The Negative Effects of Anxious Attachment
Imagine that each time you turn to your loved ones for support, you get a different response. On some occasions, they are understanding and loving with you. Other times, however, they ignore you to even become angry because you bothered them. Can you imagine how alone, lost, and confused you would feel? This is the damage that anxious attachment causes in children who experience it.
What is attachment?
Attachment is the bond that forms between babies and their mothers (or main caretaker) in order to guarantee the child’s survival. Human babies are completely defenseless and totally dependent. Therefore, the bond they establish with their carers helps them to survive and develop properly.
Attachment forms during the first three months of life and forges in children an unconscious representation of affective relationships. The quality of the social interaction that children develop will depend on this early learning experience. And this is why anxious attachment is so damaging.

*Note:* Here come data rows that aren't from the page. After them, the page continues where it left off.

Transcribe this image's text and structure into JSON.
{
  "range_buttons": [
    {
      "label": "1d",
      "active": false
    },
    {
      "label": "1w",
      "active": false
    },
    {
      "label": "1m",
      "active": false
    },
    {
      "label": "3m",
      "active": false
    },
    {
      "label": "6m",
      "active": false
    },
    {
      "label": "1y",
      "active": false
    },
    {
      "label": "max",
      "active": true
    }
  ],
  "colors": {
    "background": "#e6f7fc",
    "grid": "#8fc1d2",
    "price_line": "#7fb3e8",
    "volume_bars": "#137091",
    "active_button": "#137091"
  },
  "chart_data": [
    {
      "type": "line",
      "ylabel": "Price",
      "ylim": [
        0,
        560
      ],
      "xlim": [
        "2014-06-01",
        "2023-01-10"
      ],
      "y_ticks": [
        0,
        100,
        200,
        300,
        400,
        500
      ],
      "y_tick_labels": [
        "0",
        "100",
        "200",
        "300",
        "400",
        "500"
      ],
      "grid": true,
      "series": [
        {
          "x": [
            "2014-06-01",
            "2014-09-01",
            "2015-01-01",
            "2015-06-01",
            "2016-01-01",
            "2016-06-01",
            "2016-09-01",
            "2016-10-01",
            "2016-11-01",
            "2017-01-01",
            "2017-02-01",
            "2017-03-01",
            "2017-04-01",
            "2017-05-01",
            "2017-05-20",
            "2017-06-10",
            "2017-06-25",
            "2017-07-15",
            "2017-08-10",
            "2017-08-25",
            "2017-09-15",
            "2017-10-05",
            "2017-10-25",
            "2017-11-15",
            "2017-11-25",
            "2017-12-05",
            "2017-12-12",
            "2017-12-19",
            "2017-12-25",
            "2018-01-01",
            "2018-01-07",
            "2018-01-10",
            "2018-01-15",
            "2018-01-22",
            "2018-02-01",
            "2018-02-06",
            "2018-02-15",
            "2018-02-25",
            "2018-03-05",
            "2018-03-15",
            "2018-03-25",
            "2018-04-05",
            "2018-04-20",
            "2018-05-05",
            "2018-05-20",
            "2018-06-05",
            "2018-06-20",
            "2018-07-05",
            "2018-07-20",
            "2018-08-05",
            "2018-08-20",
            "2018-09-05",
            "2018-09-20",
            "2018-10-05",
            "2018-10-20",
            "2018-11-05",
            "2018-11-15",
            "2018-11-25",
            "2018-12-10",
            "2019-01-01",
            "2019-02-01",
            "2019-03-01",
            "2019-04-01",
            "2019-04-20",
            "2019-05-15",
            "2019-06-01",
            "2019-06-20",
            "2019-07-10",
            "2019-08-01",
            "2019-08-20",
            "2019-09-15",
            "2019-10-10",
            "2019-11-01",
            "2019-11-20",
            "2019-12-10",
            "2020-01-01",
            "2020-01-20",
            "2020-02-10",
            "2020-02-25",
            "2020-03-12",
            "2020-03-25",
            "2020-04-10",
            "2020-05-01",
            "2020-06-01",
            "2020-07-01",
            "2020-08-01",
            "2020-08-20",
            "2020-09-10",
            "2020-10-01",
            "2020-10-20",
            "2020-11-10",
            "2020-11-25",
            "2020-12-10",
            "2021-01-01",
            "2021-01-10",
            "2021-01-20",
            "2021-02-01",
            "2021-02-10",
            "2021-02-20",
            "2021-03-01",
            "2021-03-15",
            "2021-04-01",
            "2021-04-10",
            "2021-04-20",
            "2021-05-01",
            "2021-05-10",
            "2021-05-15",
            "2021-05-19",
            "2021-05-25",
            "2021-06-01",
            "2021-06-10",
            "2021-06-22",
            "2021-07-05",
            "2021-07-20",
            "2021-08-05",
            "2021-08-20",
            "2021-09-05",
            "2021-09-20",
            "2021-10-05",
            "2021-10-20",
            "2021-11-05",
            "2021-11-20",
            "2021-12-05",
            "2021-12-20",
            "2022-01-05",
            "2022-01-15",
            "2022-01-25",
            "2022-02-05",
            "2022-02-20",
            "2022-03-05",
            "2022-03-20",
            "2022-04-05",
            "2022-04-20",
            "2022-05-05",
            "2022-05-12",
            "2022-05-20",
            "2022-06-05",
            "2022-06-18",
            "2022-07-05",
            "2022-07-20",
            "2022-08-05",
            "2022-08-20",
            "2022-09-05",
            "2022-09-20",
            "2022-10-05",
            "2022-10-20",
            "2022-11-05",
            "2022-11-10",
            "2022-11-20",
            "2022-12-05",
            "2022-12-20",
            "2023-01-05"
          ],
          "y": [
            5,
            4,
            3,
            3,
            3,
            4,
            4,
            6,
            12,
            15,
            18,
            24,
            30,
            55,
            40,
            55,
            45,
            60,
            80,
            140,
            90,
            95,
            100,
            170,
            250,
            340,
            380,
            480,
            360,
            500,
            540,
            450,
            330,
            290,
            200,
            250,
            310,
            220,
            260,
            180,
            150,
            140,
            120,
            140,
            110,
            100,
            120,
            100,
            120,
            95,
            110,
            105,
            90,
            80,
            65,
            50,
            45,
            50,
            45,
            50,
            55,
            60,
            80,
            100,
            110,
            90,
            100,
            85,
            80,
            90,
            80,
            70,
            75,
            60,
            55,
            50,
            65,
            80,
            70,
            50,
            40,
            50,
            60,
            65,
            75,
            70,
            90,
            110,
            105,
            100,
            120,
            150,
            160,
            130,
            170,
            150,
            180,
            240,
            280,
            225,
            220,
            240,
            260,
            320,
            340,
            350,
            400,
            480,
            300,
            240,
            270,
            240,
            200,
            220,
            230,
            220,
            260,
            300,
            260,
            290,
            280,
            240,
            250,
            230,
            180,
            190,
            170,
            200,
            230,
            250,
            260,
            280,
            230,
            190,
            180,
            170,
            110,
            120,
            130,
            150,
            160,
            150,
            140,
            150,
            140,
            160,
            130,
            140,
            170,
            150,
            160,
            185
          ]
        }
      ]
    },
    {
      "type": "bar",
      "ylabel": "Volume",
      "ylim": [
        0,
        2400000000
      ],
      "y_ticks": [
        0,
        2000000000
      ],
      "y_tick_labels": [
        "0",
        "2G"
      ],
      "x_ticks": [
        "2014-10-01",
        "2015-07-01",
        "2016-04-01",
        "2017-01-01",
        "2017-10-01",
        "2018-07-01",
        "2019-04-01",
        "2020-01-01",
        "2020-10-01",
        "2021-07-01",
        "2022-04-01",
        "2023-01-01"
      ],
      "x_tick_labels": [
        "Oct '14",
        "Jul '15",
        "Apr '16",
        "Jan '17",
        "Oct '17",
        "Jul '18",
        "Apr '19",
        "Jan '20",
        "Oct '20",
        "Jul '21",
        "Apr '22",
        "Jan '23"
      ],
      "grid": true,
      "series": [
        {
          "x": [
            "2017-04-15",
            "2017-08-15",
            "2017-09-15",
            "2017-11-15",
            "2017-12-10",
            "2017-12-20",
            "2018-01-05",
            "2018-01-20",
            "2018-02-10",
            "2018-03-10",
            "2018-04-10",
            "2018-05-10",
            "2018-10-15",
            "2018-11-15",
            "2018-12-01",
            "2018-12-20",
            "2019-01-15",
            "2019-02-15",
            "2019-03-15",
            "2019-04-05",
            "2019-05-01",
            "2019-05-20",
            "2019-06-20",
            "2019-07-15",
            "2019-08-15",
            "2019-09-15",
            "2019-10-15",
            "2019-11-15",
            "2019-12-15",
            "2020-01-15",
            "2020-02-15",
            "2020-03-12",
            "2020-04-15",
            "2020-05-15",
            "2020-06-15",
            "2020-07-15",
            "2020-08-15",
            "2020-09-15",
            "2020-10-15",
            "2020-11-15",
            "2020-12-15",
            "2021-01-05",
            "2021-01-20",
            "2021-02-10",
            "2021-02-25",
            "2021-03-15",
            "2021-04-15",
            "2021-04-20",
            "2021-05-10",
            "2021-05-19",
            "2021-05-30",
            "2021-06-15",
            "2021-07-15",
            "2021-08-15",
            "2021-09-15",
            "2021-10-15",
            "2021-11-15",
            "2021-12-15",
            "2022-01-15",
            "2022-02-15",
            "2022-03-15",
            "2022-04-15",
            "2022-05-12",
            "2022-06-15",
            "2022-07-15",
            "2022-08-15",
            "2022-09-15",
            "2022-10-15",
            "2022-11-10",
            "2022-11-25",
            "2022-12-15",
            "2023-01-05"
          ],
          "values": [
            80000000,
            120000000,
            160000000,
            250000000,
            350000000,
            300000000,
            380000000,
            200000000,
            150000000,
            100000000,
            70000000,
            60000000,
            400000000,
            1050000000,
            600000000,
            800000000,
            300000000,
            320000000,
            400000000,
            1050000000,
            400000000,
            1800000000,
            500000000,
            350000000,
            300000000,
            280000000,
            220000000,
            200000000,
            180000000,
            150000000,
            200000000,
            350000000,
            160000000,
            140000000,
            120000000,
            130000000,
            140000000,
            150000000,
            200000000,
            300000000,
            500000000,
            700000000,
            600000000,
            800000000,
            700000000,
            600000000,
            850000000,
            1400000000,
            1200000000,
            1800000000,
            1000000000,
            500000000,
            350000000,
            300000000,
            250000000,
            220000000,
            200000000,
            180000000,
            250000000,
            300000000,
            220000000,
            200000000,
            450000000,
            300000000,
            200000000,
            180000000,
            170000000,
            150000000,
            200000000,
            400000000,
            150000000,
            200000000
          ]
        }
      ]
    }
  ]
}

What’s more, this internalized behavior pattern translates to the social relationships they establish as adolescents and adults. In other words, it affects people for their entire lives.
During the experiment, she observed the level of exploration of the environment that children displayed with their mothers present. She measured the same behavior when the mother left, and when she returned.
Based on the data she gathered, Ainsworth was able to establish four different types of attachment. These are secure, avoidant, disorganized, and anxious attachment. Each attachment type is the consequence of how the mother (or another attachment figure) responds to the baby’s needs. According to the emotional availability of the mother, the child will react in one way or another.
During Ainsworth’s experiment, some children demonstrated the damage of anxious attachment by means of very distinctive signs:
- These children demonstrated increased anxiety even when their mothers were present. They hardly explored their territory and remained constantly on alert, vigilant of their mothers.
- When their mothers left the room, the babies cried and searched for them desperately. They wouldn’t allow any other person to console them.
- As soon as their mothers returned, the children ran towards them for comfort but immediately rejected them.
Ainsworth discovered that the mothers of these children exercise a completely unstable and unpredictable response pattern. On occasion, they’re warm, close, and motherly. However, there are other times when they’re insensitive and closed off to the demands of their little ones.
The main cause of this maternal behavior is an internal conflict that the mother is dealing with. When her baby cries, she feels a mixture of rejection, hostility, and love for her little one. She’s not sure whether her child’s demands are real or if he or she is simply “pushing her buttons.”
At the same time, she’s not sure if she should go and console her child or not. Perhaps someone close to her told her she shouldn’t coddle her child. As a result of this uncertainty, she feels overwhelmed and begins to display erratic and inconsistent behavior.
Effects of anxious attachment
- Babies with anxious attachment experience constant anxiety. They display an intense need and, at the same time, a strong rejection of their mothers. Their anxiety also impedes them from being able to freely explore their environment. They may exaggerate their crying and demands in an attempt to get their mother’s attention.
- As they grow, they become children with low self-esteem and a lack of trust. They’ve learned that they’re unworthy of being loved and that they’re only appreciated when they’re not bothering anyone. What’s more, they’ve learned not to trust in the care and affection of anyone. They grow up with an intense fear of abandonment and the ambivalent feelings towards their mother continue.
- As adults, they establish a pattern of dependence in their relationships. They demand constant affection and attention and seek total fusion with their partners. What’s more, they feel panic in the face of any sign that their partners are pulling away. They’re prone to jealousy and distrust.
- Babies with anxious attachment become children and adults with a tremendous fear of abandonment and a great need for approval.